Garrett-Hill is also a CERT (Community Emergency Response Team) leader. Extra training is required for this certification and classes are held at Jubilee for residents. CERT educates volunteers to cope with various hazards in an emergency such as fire suppression, light search and rescue as well as disaster medical operations. On-site refresher classes are offered monthly.
Some residents of Jubilee travel extensively and others work. The EPIC committee realized that an incident could happen when one or more captains were away – either out of town or out of the immediate area. Now each block has its own big, waterproof folder filled with everything needed to get the team set up and working. There are clipboards, instructions and a turn-off wrench. The packet stays in an agreed-upon outdoor location, so that the first person to arrive at the gathering site can get things going. The EPIC team also organizes events such as trading post day where vendors come with emergency supplies for sale. They have also designed a 24-week program to gently acquire your disaster kit over time to avoid being overwhelmed. They’ll help you remember things like pet food and instant coffee.
Emergency preparedness is insurance. In the present moment, it seems like something that can be taken care of tomorrow. However, when the unexpected or quickly developing need arises, it is too late to prepare. Let’s call being ready for emergencies assurance rather than insurance.

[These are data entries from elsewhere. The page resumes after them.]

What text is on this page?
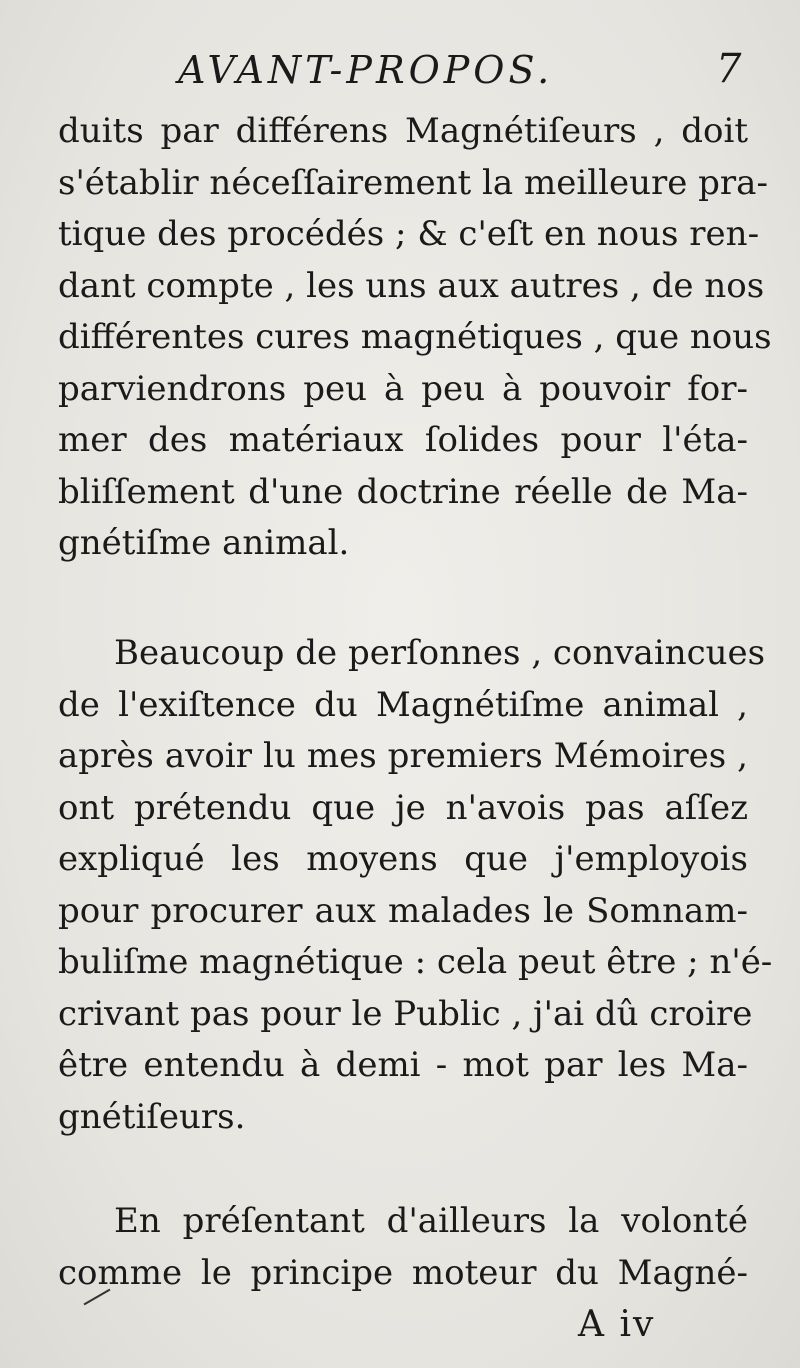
AVANT-PROPOS.	7
duits par différens Magnétiſeurs , doit
s'établir néceſſairement la meilleure pra-
tique des procédés ; & c'eſt en nous ren-
dant compte , les uns aux autres , de nos
différentes cures magnétiques , que nous
parviendrons peu à peu à pouvoir for-
mer des matériaux ſolides pour l'éta-
bliſſement d'une doctrine réelle de Ma-
gnétiſme animal.
Beaucoup de perſonnes , convaincues
de l'exiſtence du Magnétiſme animal ,
après avoir lu mes premiers Mémoires ,
ont prétendu que je n'avois pas aſſez
expliqué les moyens que j'employois
pour procurer aux malades le Somnam-
buliſme magnétique : cela peut être ; n'é-
crivant pas pour le Public , j'ai dû croire
être entendu à demi - mot par les Ma-
gnétiſeurs.
En préſentant d'ailleurs la volonté
comme le principe moteur du Magné-
A iv
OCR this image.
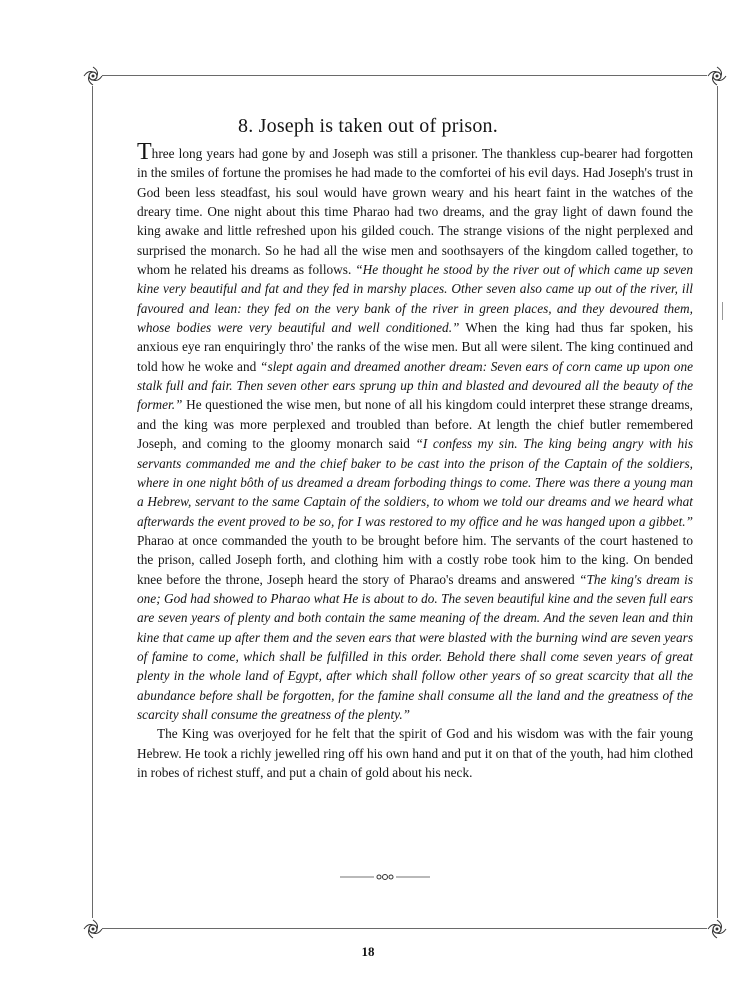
8. Joseph is taken out of prison.

Three long years had gone by and Joseph was still a prisoner. The thankless cup-bearer had forgotten in the smiles of fortune the promises he had made to the comfortei of his evil days. Had Joseph's trust in God been less steadfast, his soul would have grown weary and his heart faint in the watches of the dreary time. One night about this time Pharao had two dreams, and the gray light of dawn found the king awake and little refreshed upon his gilded couch. The strange visions of the night perplexed and surprised the monarch. So he had all the wise men and soothsayers of the kingdom called together, to whom he related his dreams as follows. “He thought he stood by the river out of which came up seven kine very beautiful and fat and they fed in marshy places. Other seven also came up out of the river, ill favoured and lean: they fed on the very bank of the river in green places, and they devoured them, whose bodies were very beautiful and well conditioned.” When the king had thus far spoken, his anxious eye ran enquiringly thro' the ranks of the wise men. But all were silent. The king continued and told how he woke and “slept again and dreamed another dream: Seven ears of corn came up upon one stalk full and fair. Then seven other ears sprung up thin and blasted and devoured all the beauty of the former.” He questioned the wise men, but none of all his kingdom could interpret these strange dreams, and the king was more perplexed and troubled than before. At length the chief butler remembered Joseph, and coming to the gloomy monarch said “I confess my sin. The king being angry with his servants commanded me and the chief baker to be cast into the prison of the Captain of the soldiers, where in one night bôth of us dreamed a dream forboding things to come. There was there a young man a Hebrew, servant to the same Captain of the soldiers, to whom we told our dreams and we heard what afterwards the event proved to be so, for I was restored to my office and he was hanged upon a gibbet.” Pharao at once commanded the youth to be brought before him. The servants of the court hastened to the prison, called Joseph forth, and clothing him with a costly robe took him to the king. On bended knee before the throne, Joseph heard the story of Pharao's dreams and answered “The king's dream is one; God had showed to Pharao what He is about to do. The seven beautiful kine and the seven full ears are seven years of plenty and both contain the same meaning of the dream. And the seven lean and thin kine that came up after them and the seven ears that were blasted with the burning wind are seven years of famine to come, which shall be fulfilled in this order. Behold there shall come seven years of great plenty in the whole land of Egypt, after which shall follow other years of so great scarcity that all the abundance before shall be forgotten, for the famine shall consume all the land and the greatness of the scarcity shall consume the greatness of the plenty.”

The King was overjoyed for he felt that the spirit of God and his wisdom was with the fair young Hebrew. He took a richly jewelled ring off his own hand and put it on that of the youth, had him clothed in robes of richest stuff, and put a chain of gold about his neck.

18
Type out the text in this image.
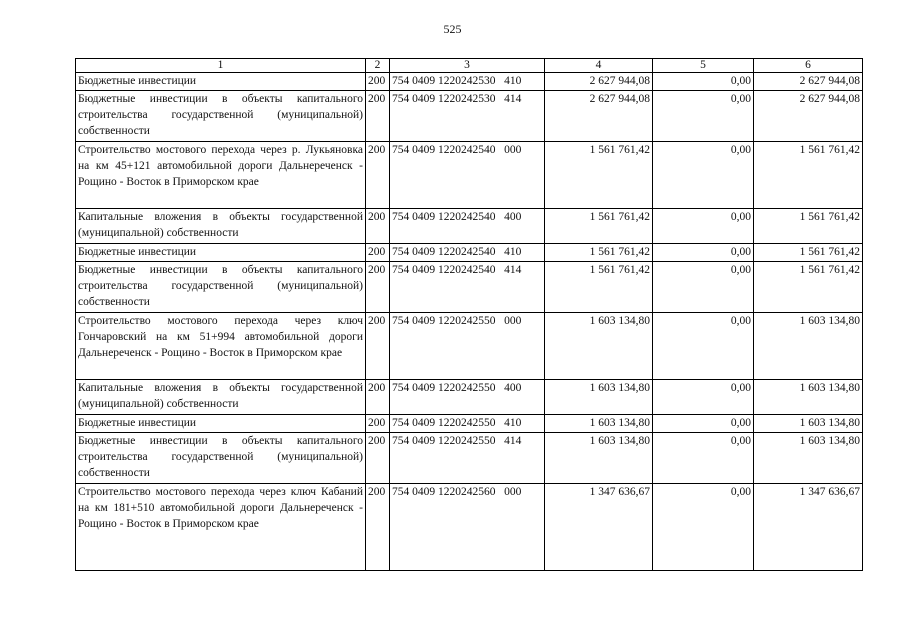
525
1	2	3	4	5	6
Бюджетные инвестиции	200	754 0409 1220242530   410	2 627 944,08	0,00	2 627 944,08
Бюджетные инвестиции в объекты капитального строительства государственной (муниципальной) собственности	200	754 0409 1220242530   414	2 627 944,08	0,00	2 627 944,08
Строительство мостового перехода через р. Лукьяновка на км 45+121 автомобильной дороги Дальнереченск - Рощино - Восток в Приморском крае	200	754 0409 1220242540   000	1 561 761,42	0,00	1 561 761,42
Капитальные вложения в объекты государственной (муниципальной) собственности	200	754 0409 1220242540   400	1 561 761,42	0,00	1 561 761,42
Бюджетные инвестиции	200	754 0409 1220242540   410	1 561 761,42	0,00	1 561 761,42
Бюджетные инвестиции в объекты капитального строительства государственной (муниципальной) собственности	200	754 0409 1220242540   414	1 561 761,42	0,00	1 561 761,42
Строительство мостового перехода через ключ Гончаровский на км 51+994 автомобильной дороги Дальнереченск - Рощино - Восток в Приморском крае	200	754 0409 1220242550   000	1 603 134,80	0,00	1 603 134,80
Капитальные вложения в объекты государственной (муниципальной) собственности	200	754 0409 1220242550   400	1 603 134,80	0,00	1 603 134,80
Бюджетные инвестиции	200	754 0409 1220242550   410	1 603 134,80	0,00	1 603 134,80
Бюджетные инвестиции в объекты капитального строительства государственной (муниципальной) собственности	200	754 0409 1220242550   414	1 603 134,80	0,00	1 603 134,80
Строительство мостового перехода через ключ Кабаний на км 181+510 автомобильной дороги Дальнереченск - Рощино - Восток в Приморском крае	200	754 0409 1220242560   000	1 347 636,67	0,00	1 347 636,67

I like to be smart. I’ve upped my preparedness game since I met with Garrett-Hill and Reith. I’m meeting with my immediate neighbors over a glass of wine to talk about all this. You’ll find my zipped bag of clothes and first needs under my bed. I bought an LED headlight at Harbor Freight for just a few dollars. I’ve started gathering non-perishable food items in my garage, including a couple of jugs of water. There’s an extra bag of charcoal briquettes for our barbeque grill. I’m thinking the hot tub will keep warm for a while, which would be nice. I’d be happy to invite you over when power zapping/tree smashing/earthquake happens, but my phone won’t be working. Two weeks is a long time. Take care.